- Michael Allison, CFA

- 3 days ago
- 2 min read
By Michael Allison, CFA

Why Fertilizer Could Be the Real Inflation Story
This week’s Chart tells a familiar story: energy prices are surging. Heating oil up 107%. Brent crude up 56%. WTI crude up 44%. The boxes drawn around those numbers tell you what the market is focused on. But there may be a far more consequential story hiding just below the surface.
The closure of the Strait of Hormuz, now entering its fourth week following U.S.-Israeli strikes on Iran, isn’t just an oil shock. It’s a fertilizer shock. The agricultural reckoning that follows could potentially dwarf the energy price spike in both duration and breadth.
Nearly 50% of global urea exports originate from countries west of the Strait and transit through that critical waterway. Urea is the world’s most widely used solid fertilizer, the input that makes large-scale corn, wheat, and soybean production economically viable. Prices for urea have already surged more than 30% since the war began, and at least 21 ships carrying nearly a million metric tons of fertilizer cargo are physically stranded in the Gulf.
The timing couldn’t be worse. This disruption falls in the middle of spring planting season, which generally runs from mid-February to early May in the Northern Hemisphere. Even if the Strait reopens soon, restarting production and transport for fertilizers could take weeks, weeks that Northern Hemisphere farmers simply do not have.
What does this mean for grocery bills? More than many realize. Higher fertilizer costs squeeze grain yields, and grain is the feedstock for virtually all livestock. Cattle, hog, and poultry producers are all downstream consumers of corn and soybeans. The Chart shows live cattle up 14% and lean hogs up 8.6% over the past year, and those figures predate the full fertilizer crunch working its way through the supply chain. Chicken, not shown in the chart, faces similar pressure.

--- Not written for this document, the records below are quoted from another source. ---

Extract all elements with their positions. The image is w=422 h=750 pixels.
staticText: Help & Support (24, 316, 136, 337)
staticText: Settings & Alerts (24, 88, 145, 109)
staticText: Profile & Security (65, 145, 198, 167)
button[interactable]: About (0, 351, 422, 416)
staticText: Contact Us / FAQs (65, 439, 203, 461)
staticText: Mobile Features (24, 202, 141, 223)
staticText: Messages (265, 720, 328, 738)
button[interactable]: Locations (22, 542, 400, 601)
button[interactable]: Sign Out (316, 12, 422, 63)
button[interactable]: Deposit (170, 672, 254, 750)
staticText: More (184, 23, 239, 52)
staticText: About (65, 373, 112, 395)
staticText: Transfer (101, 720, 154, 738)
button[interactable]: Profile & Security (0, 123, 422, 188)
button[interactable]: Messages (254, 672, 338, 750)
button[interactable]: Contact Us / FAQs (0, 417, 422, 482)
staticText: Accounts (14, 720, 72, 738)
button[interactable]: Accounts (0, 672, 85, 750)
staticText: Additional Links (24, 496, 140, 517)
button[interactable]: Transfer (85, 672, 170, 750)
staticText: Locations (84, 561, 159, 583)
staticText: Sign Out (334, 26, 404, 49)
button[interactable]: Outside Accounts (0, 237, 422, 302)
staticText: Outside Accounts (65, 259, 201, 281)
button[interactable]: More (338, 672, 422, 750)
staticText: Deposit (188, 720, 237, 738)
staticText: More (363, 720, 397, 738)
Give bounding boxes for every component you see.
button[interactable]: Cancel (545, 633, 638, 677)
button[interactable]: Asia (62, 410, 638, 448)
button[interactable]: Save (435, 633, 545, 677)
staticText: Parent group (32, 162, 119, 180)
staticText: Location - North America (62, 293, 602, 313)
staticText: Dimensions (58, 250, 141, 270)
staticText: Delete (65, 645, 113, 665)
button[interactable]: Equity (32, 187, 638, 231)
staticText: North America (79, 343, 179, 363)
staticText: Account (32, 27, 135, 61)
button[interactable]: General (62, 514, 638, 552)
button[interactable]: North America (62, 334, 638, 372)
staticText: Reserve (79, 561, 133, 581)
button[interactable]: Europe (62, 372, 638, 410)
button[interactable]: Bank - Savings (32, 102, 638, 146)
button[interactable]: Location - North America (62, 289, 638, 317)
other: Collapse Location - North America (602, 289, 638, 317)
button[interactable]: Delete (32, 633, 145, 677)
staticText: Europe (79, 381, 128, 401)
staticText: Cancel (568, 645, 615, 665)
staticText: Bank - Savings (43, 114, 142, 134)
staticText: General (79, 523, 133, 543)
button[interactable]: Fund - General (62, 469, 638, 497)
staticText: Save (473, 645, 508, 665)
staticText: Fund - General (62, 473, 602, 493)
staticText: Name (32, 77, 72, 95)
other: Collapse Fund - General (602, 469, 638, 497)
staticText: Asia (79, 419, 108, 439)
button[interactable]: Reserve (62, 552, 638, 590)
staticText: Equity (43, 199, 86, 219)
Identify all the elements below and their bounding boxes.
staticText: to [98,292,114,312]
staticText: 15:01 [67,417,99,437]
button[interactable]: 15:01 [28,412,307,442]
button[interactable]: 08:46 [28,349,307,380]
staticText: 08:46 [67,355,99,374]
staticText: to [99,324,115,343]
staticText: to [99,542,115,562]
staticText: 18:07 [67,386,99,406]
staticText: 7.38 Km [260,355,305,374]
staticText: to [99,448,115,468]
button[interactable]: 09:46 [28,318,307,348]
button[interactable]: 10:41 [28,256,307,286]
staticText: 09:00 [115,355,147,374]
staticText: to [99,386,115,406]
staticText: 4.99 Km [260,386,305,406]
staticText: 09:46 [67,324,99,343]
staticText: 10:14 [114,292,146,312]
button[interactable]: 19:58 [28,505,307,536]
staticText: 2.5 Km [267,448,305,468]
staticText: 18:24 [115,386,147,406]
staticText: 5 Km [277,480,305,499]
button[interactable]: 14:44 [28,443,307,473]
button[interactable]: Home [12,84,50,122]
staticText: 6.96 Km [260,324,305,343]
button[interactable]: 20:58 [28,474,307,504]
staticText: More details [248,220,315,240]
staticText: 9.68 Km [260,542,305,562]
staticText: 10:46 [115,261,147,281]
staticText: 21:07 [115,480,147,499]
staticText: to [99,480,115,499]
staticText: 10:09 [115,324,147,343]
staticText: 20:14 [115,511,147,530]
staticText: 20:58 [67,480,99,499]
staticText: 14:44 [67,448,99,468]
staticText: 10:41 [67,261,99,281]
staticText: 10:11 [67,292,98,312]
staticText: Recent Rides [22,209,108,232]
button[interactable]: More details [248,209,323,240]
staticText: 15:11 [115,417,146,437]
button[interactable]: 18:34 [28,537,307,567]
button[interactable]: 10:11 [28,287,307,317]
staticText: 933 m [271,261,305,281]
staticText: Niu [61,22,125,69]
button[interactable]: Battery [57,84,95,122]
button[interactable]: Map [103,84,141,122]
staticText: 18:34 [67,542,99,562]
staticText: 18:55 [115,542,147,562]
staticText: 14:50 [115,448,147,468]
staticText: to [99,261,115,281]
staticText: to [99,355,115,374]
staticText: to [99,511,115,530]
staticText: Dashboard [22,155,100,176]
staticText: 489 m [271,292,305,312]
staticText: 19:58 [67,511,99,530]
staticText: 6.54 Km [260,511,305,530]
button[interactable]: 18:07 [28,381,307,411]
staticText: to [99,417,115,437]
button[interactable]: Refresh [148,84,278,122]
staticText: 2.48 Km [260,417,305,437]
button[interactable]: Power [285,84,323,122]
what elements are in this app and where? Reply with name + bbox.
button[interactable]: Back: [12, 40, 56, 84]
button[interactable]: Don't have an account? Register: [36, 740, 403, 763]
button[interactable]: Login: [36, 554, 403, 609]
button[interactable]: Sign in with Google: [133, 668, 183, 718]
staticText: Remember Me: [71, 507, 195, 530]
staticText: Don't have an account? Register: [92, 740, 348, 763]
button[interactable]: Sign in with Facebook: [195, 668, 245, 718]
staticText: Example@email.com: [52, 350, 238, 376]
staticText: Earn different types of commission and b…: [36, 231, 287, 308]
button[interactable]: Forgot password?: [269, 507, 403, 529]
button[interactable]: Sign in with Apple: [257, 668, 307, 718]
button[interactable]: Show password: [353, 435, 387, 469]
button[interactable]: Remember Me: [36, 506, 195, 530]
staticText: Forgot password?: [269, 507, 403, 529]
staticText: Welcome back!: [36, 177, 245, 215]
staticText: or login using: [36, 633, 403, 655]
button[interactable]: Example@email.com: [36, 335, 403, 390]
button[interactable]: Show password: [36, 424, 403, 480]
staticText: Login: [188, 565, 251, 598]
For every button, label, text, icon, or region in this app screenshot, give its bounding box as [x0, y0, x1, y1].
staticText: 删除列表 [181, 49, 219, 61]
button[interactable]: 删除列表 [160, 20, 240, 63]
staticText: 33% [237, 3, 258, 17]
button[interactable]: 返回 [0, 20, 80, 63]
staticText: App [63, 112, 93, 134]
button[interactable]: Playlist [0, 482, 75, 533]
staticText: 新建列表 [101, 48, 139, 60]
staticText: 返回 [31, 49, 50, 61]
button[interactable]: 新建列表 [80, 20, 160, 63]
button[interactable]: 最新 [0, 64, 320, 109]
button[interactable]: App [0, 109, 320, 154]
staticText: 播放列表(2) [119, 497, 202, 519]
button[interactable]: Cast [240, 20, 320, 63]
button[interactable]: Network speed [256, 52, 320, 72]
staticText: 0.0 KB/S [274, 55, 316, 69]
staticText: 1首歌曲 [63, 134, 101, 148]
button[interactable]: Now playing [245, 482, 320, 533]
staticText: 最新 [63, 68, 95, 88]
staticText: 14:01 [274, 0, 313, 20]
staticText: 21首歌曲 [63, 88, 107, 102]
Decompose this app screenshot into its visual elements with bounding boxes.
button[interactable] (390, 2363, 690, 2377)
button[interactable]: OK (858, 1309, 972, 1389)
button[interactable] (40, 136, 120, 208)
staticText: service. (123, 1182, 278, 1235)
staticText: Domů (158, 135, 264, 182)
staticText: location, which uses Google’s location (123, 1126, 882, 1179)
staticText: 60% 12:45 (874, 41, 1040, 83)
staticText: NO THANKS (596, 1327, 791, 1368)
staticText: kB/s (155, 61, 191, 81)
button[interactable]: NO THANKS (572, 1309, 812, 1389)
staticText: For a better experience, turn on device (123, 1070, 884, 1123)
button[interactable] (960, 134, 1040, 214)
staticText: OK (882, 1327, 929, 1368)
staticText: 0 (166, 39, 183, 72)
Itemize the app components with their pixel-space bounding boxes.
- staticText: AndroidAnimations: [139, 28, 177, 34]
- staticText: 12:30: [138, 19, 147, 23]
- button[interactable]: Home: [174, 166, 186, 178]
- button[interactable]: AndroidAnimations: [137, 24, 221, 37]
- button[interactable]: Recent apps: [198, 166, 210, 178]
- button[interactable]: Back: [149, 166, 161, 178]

Oxford Economics has already raised its Q2 2026 fertilizer price forecast by roughly 20%, with risks “skewed to the upside.” Energy costs represent approximately half the total retail food bill, meaning the inflationary impulse from this shock is broad-based and persistent, not a one-month blip in the CPI.
The energy commodities in the Chart are attention-grabbing. But I’m watching the agricultural commodities. The second-order effects of a fertilizer shortage are slower, stickier, and harder to reverse. I believe that’s the inflation story for the next 12-18 months, and I don’t think that it’s been fully priced in yet.